There are many products in the line-up, including Alexa enabled glasses called Amazon Echo Frames, a smart ring called Amazon Echo Loop, so you too can look like a secret agent whilst out and about, but most interesting of all, was the Amazon Smart Oven. If you find ‘Scratch microwave cooking’ a bit too much, where you actually have to read the packaging, discern the cooking time, select the power setting and extend your forefinger to press a button, then this is the product for you.
According to the Amazon press release, the product ‘…is a combination convection oven, microwave, air fryer and food warmer. When paired with an Echo, customers can ask Alexa to preheat the oven, start or stop cooking, and be notified when the oven is preheated or their favourite lasagne or fresh-baked cookies are ready. Amazon Smart Oven supports 30 cooking presets and comes with a temperature probe to make it easy to get great, crowd-pleasing cooking results. Customers can also use the convenient scan-to-cook feature to make a great meal, every time. Using the Alexa app or, in the future, a compatible Echo Show device, customers can simply scan the barcode on packaged foods and the Amazon Smart Oven will cook them just right.

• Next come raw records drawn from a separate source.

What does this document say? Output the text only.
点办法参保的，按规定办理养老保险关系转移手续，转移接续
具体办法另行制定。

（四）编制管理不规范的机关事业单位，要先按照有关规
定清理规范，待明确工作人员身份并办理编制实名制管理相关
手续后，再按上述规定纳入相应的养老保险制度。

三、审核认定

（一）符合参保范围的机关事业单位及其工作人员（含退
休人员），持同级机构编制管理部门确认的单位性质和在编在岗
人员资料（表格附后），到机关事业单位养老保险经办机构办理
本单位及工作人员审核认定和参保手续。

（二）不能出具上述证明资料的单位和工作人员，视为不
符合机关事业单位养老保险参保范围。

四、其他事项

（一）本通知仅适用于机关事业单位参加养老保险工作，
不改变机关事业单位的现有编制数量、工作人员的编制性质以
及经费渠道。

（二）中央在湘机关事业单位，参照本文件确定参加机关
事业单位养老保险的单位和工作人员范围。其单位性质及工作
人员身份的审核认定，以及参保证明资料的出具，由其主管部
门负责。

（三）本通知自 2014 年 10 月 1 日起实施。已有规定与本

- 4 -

Scan-to-cook will work with hundreds of packaged foods from brands including Whole Foods Market, 365 Everyday Value, Gardein, Marie Callender’s, and more.’
Why we think this is interesting:
Well, it’s great way of integrating data into another human experience moment. Amazon and Alexa will now know what you eat, when you eat it, which day of the week, what your favourite food is, how often you eat, your preferred method of cooking, etc – the list goes on. These data points and events will then be statistically analysed to create predictive interruption points to drive or nudge desired behaviours in shoppers. You happen to love Sainsbury’s Taste the Difference Lasagne; it will be no coincidence that you might start seeing banners and offers for Whole Foods Lasagne.
But we think it will go deeper than that through the ‘Scan-to-cook’ feature. Alexa, by definition, will know the ingredients of the product you’re preparing – this will then in-turn infer your flavour profile, regional preferences, how much spice you want in your life and so on. Using this information, Alexa will no doubt warn you of an impending peanut allergy disaster through to perhaps actively nudging you towards different food trends that may yield higher profit margins. The possibilities are huge.
Regardless of what does or doesn’t happen, connecting food preparation and ultimately consumption to the Echo ecosystem has some interesting potential, certainly something we’re exploring with our clients. Is your product packaging Echo ‘Scan-to-cook’ compatible?